Multidimensional scaling for big data

Pedro Delicado,Cristian Pachón-García
DOI: https://doi.org/10.1007/s11634-024-00591-9
2024-04-14
Advances in Data Analysis and Classification
Abstract:We present a set of algorithms implementing multidimensional scaling (MDS) for large data sets. MDS is a family of dimensionality reduction techniques using a distance matrix as input, where n is the number of individuals, and producing a low dimensional configuration: a matrix with \(r<<n\) . When n is large, MDS is unaffordable with classical MDS algorithms because their extremely large memory and time requirements. We compare six non-standard algorithms intended to overcome these difficulties. They are based on the central idea of partitioning the data set into small pieces, where classical MDS methods can work. Two of these algorithms are original proposals. In order to check the performance of the algorithms as well as to compare them, we have done a simulation study. Additionally, we have used the algorithms to obtain an MDS configuration for EMNIST: a real large data set with more than 800000 points. We conclude that all the algorithms are appropriate to use for obtaining an MDS configuration, but we recommend to use one of our proposals, since it is a fast algorithm with satisfactory statistical properties when working with big data. An R package implementing the algorithms has been created.</n\)<>
statistics & probability
What problem does this paper attempt to address?

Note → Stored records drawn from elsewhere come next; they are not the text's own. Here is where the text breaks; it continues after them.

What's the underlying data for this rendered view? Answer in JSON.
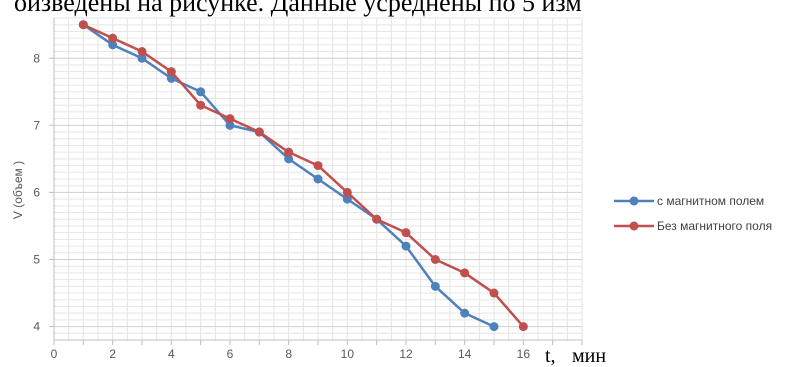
{
  "header_text": "оизведены на рисунке. Данные усреднены по 5 изм",
  "chart_data": {
    "type": "line",
    "xlabel_t": "t,",
    "xlabel_unit": "мин",
    "ylabel": "V (объем )",
    "xlim": [
      0,
      18
    ],
    "ylim": [
      3.8,
      8.6
    ],
    "x_ticks": [
      "0",
      "2",
      "4",
      "6",
      "8",
      "10",
      "12",
      "14",
      "16"
    ],
    "y_ticks": [
      "4",
      "5",
      "6",
      "7",
      "8"
    ],
    "grid": true,
    "legend_position": "right",
    "series": [
      {
        "name": "с магнитном полем",
        "color": "#4f81bd",
        "x": [
          1,
          2,
          3,
          4,
          5,
          6,
          7,
          8,
          9,
          10,
          11,
          12,
          13,
          14,
          15
        ],
        "y": [
          8.5,
          8.2,
          8.0,
          7.7,
          7.5,
          7.0,
          6.9,
          6.5,
          6.2,
          5.9,
          5.6,
          5.2,
          4.6,
          4.2,
          4.0
        ]
      },
      {
        "name": "Без магнитного поля",
        "color": "#c0504d",
        "x": [
          1,
          2,
          3,
          4,
          5,
          6,
          7,
          8,
          9,
          10,
          11,
          12,
          13,
          14,
          15,
          16
        ],
        "y": [
          8.5,
          8.3,
          8.1,
          7.8,
          7.3,
          7.1,
          6.9,
          6.6,
          6.4,
          6.0,
          5.6,
          5.4,
          5.0,
          4.8,
          4.5,
          4.0
        ]
      }
    ]
  }
}
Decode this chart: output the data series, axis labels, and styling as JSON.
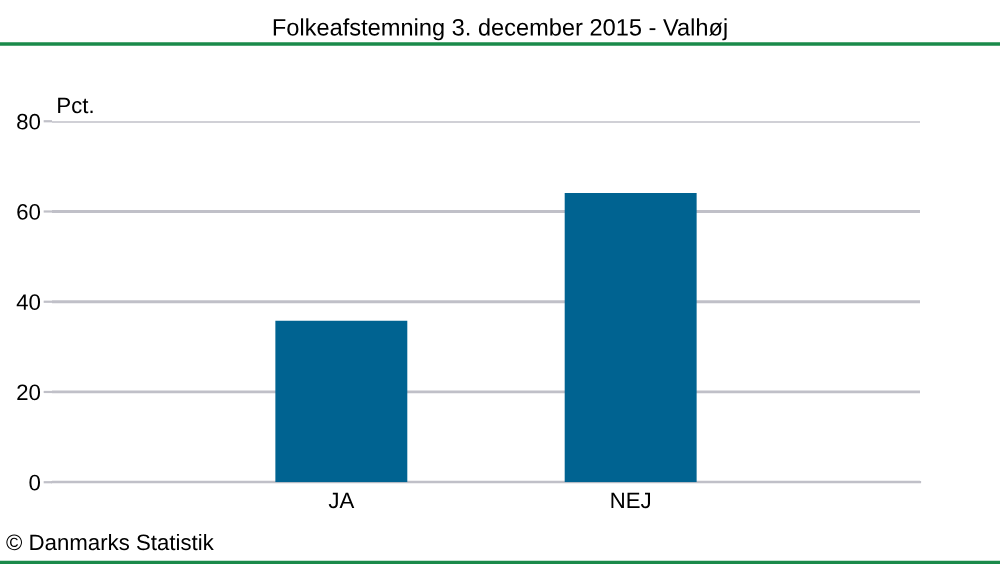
{
  "chart_data": {
    "type": "bar",
    "title": "Folkeafstemning 3. december 2015 - Valhøj",
    "ylabel": "Pct.",
    "categories": [
      "JA",
      "NEJ"
    ],
    "values": [
      35.8,
      64.1
    ],
    "color": "#006391",
    "ylim": [
      0,
      80
    ],
    "yticks": [
      0,
      20,
      40,
      60,
      80
    ],
    "grid": "y",
    "annotations": [
      "© Danmarks Statistik"
    ]
  }
}
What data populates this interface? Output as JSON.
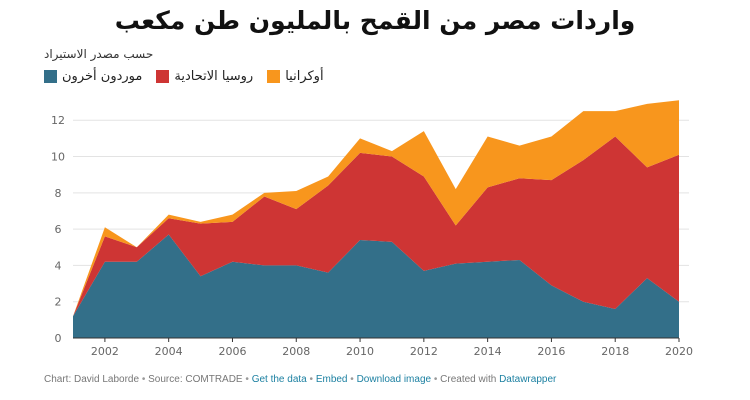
{
  "title": "واردات مصر من القمح بالمليون طن مكعب",
  "subtitle": "حسب مصدر الاستيراد",
  "footer": {
    "credit": "Chart: David Laborde",
    "source": "Source: COMTRADE",
    "get_data": "Get the data",
    "embed": "Embed",
    "download": "Download image",
    "created_with": "Created with",
    "datawrapper": "Datawrapper",
    "separator": "•"
  },
  "chart_data": {
    "type": "area",
    "stacked": true,
    "x": [
      2001,
      2002,
      2003,
      2004,
      2005,
      2006,
      2007,
      2008,
      2009,
      2010,
      2011,
      2012,
      2013,
      2014,
      2015,
      2016,
      2017,
      2018,
      2019,
      2020
    ],
    "x_ticks": [
      "2002",
      "2004",
      "2006",
      "2008",
      "2010",
      "2012",
      "2014",
      "2016",
      "2018",
      "2020"
    ],
    "y_ticks": [
      "0",
      "2",
      "4",
      "6",
      "8",
      "10",
      "12"
    ],
    "ylim": [
      0,
      13.5
    ],
    "grid": true,
    "legend_position": "top-left",
    "series": [
      {
        "name": "موردون أخرون",
        "color": "#336f89",
        "values": [
          1.2,
          4.2,
          4.2,
          5.7,
          3.4,
          4.2,
          4.0,
          4.0,
          3.6,
          5.4,
          5.3,
          3.7,
          4.1,
          4.2,
          4.3,
          2.9,
          2.0,
          1.6,
          3.3,
          2.0
        ]
      },
      {
        "name": "روسيا الاتحادية",
        "color": "#ce3534",
        "values": [
          0.0,
          1.4,
          0.8,
          0.9,
          2.9,
          2.2,
          3.8,
          3.1,
          4.8,
          4.8,
          4.7,
          5.2,
          2.1,
          4.1,
          4.5,
          5.8,
          7.8,
          9.5,
          6.1,
          8.1
        ]
      },
      {
        "name": "أوكرانيا",
        "color": "#f8961d",
        "values": [
          0.0,
          0.5,
          0.0,
          0.2,
          0.1,
          0.4,
          0.2,
          1.0,
          0.5,
          0.8,
          0.3,
          2.5,
          2.0,
          2.8,
          1.8,
          2.4,
          2.7,
          1.4,
          3.5,
          3.0
        ]
      }
    ]
  }
}
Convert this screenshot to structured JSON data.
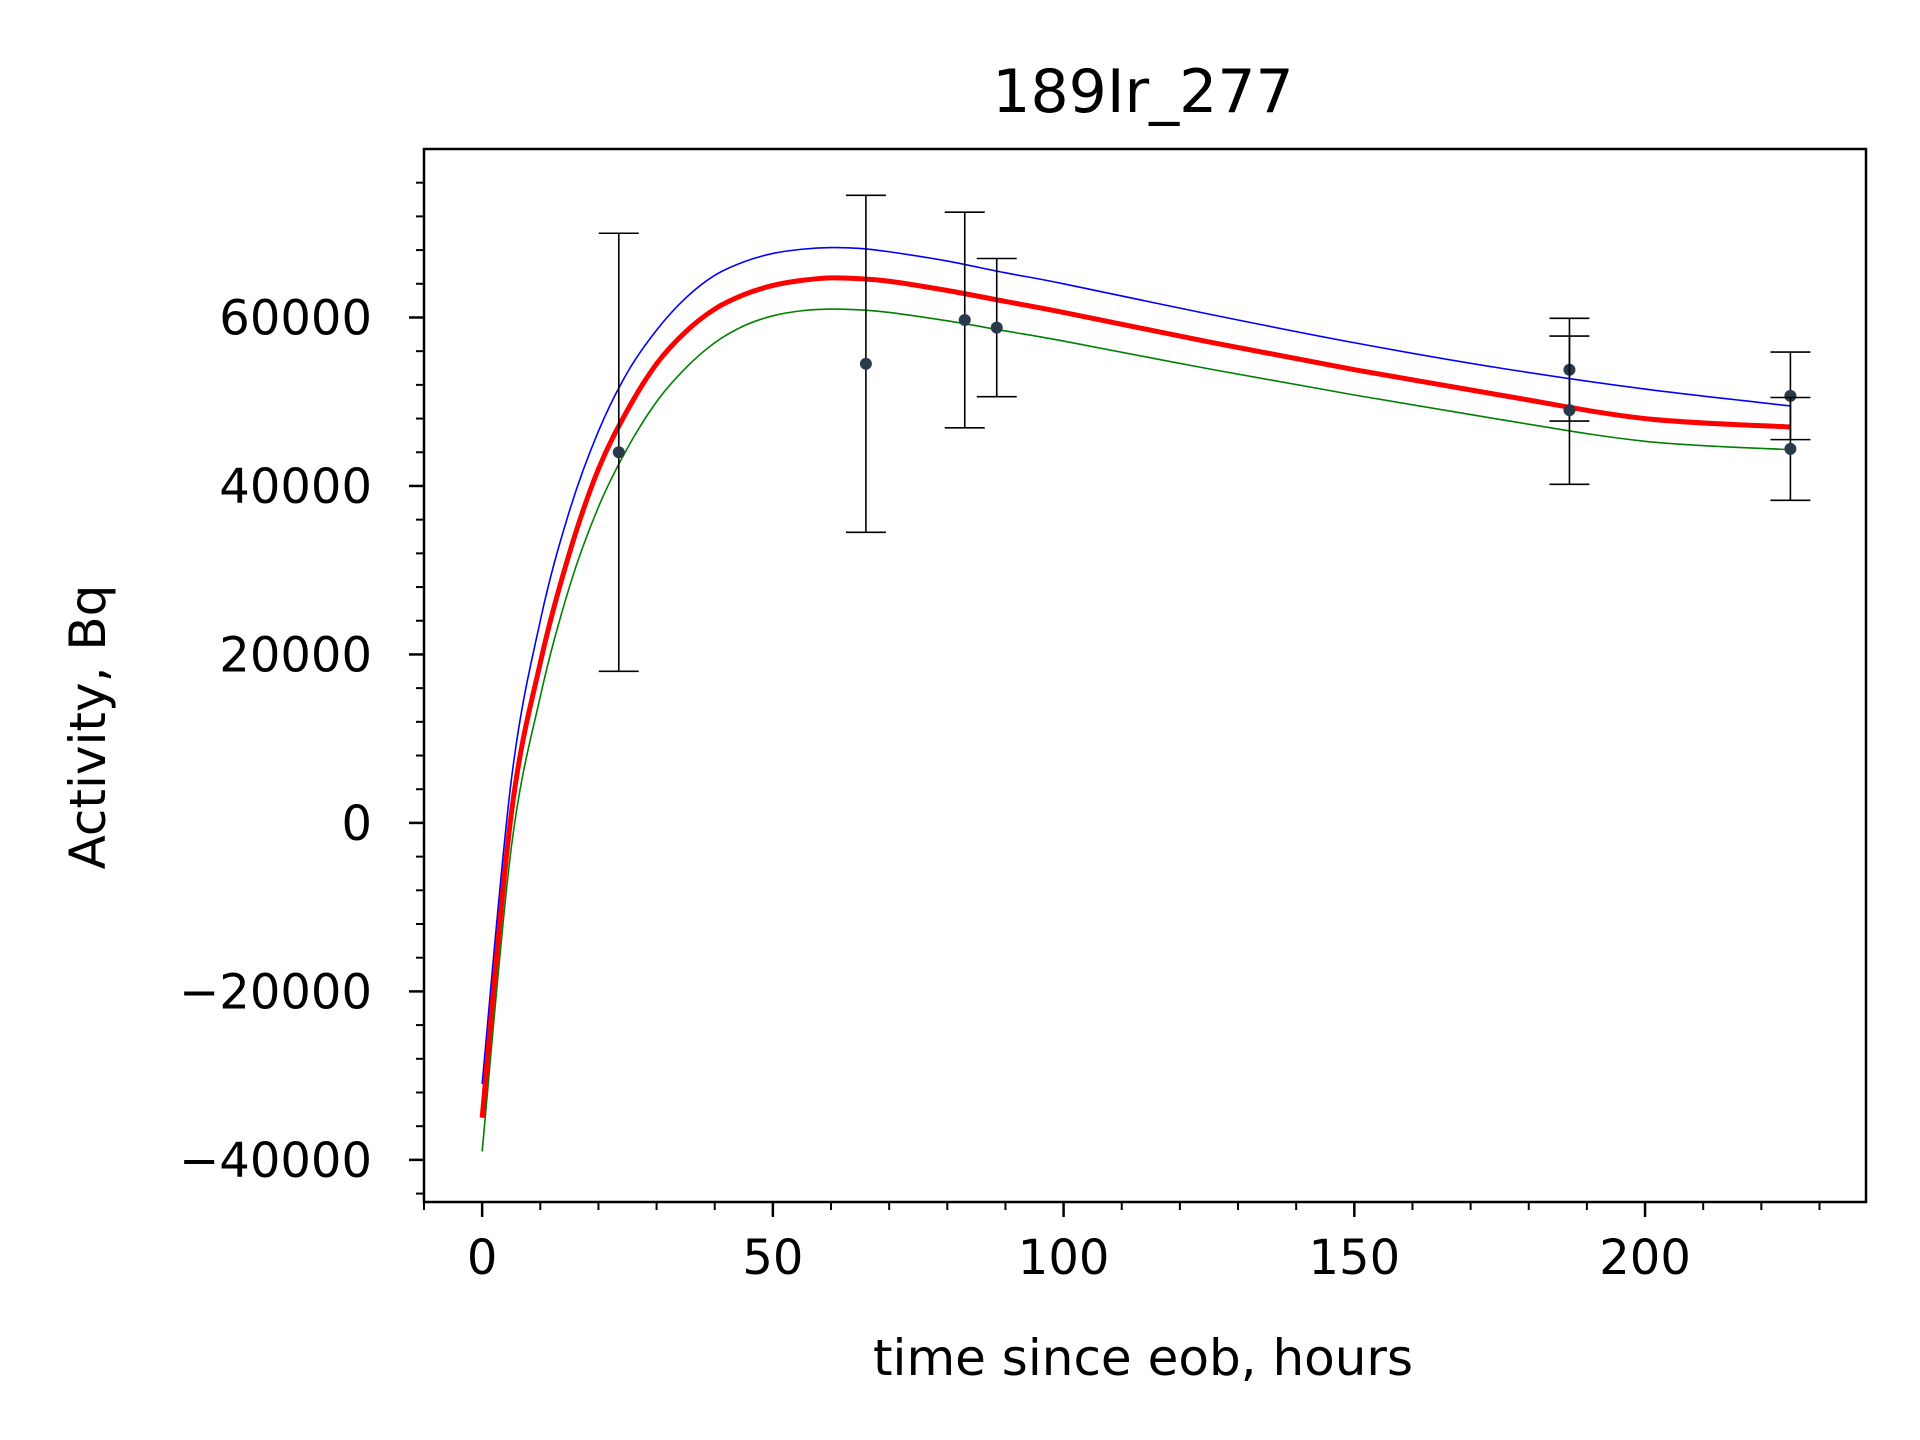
{
  "chart_data": {
    "type": "line",
    "title": "189Ir_277",
    "xlabel": "time since eob, hours",
    "ylabel": "Activity, Bq",
    "xlim": [
      -10,
      238
    ],
    "ylim": [
      -45000,
      80000
    ],
    "x_ticks": [
      0,
      50,
      100,
      150,
      200
    ],
    "x_tick_labels": [
      "0",
      "50",
      "100",
      "150",
      "200"
    ],
    "y_ticks": [
      -40000,
      -20000,
      0,
      20000,
      40000,
      60000
    ],
    "y_tick_labels": [
      "−40000",
      "−20000",
      "0",
      "20000",
      "40000",
      "60000"
    ],
    "grid": false,
    "series": [
      {
        "role": "fit",
        "color": "#ff0000",
        "x": [
          0,
          5,
          10,
          15,
          20,
          25,
          30,
          35,
          40,
          45,
          50,
          55,
          60,
          65,
          70,
          80,
          90,
          100,
          125,
          150,
          175,
          200,
          225
        ],
        "y": [
          -35000,
          1000,
          19000,
          32000,
          42000,
          49000,
          54500,
          58300,
          61000,
          62700,
          63800,
          64400,
          64700,
          64600,
          64300,
          63200,
          61900,
          60600,
          57100,
          53800,
          50800,
          48000,
          47000
        ]
      },
      {
        "role": "upper bound",
        "color": "#0000ff",
        "x": [
          0,
          5,
          10,
          15,
          20,
          25,
          30,
          35,
          40,
          45,
          50,
          55,
          60,
          65,
          70,
          80,
          90,
          100,
          125,
          150,
          175,
          200,
          225
        ],
        "y": [
          -31000,
          5000,
          24000,
          37000,
          46500,
          53500,
          58500,
          62300,
          65000,
          66600,
          67600,
          68100,
          68300,
          68200,
          67800,
          66700,
          65300,
          64000,
          60400,
          57000,
          54000,
          51500,
          49500
        ]
      },
      {
        "role": "lower bound",
        "color": "#008000",
        "x": [
          0,
          5,
          10,
          15,
          20,
          25,
          30,
          35,
          40,
          45,
          50,
          55,
          60,
          65,
          70,
          80,
          90,
          100,
          125,
          150,
          175,
          200,
          225
        ],
        "y": [
          -39000,
          -3000,
          15000,
          28000,
          37500,
          44500,
          50000,
          54000,
          57000,
          59000,
          60200,
          60800,
          61000,
          60900,
          60600,
          59600,
          58400,
          57200,
          53900,
          50800,
          47900,
          45300,
          44300
        ]
      }
    ],
    "points": {
      "color": "#2b3a4a",
      "x": [
        23.5,
        66,
        83,
        88.5,
        187,
        187,
        225,
        225
      ],
      "y": [
        44000,
        54500,
        59700,
        58800,
        53800,
        49000,
        50700,
        44400
      ],
      "yerr": [
        26000,
        20000,
        12800,
        8200,
        6100,
        8800,
        5200,
        6100
      ]
    }
  }
}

The problem that this paper attempts to solve is the computational resource limitations encountered when applying Multidimensional Scaling (MDS) techniques on large - scale data sets. Traditional MDS algorithms become infeasible when dealing with large - scale data sets due to their extremely high memory and time requirements (the time complexity of the algorithm is O(n^3), where n is the number of data points). Specifically, when the data set is very large, traditional MDS algorithms need to store and process a huge distance matrix, which leads to extremely high computational costs and makes these algorithms difficult to implement in practical applications. To solve this problem, the paper proposes a series of non - standard MDS algorithms, aiming to reduce the amount of computation through different strategies, so that MDS can run effectively on large - scale data sets. These algorithms include but are not limited to: 1. **Interpolation MDS**: A small sample is randomly selected from the large - scale data set for classical MDS analysis, and then the remaining data points are projected into a low - dimensional configuration using Gower's interpolation formula. 2. **Divide - and - Conquer MDS**: The large - scale data set is divided into multiple small parts, MDS analysis is carried out for each part respectively, and finally the results of each part are combined through Procrustes transformation. 3. **Fast MDS**: A recursive strategy is adopted to divide the data set into smaller parts and continue to divide when necessary until the size of each part is small enough to directly apply the MDS algorithm, and finally the results of each part are combined through Procrustes transformation. Through simulation studies and applications to real - large - scale data sets (such as EMNIST), the paper compares the performance of these newly proposed algorithms with existing methods (such as Landmark MDS, Pivot MDS, etc.), and evaluates their performance in capturing data dimensions and computational speed. The research shows that all the proposed algorithms can be effectively applied to MDS analysis of large - scale data sets, but the author recommends using a new algorithm proposed by them because it is fast in processing large - scale data and has good statistical properties. In addition, the author has also developed an R package `bigmds` to implement these algorithms for the convenience of researchers and practitioners.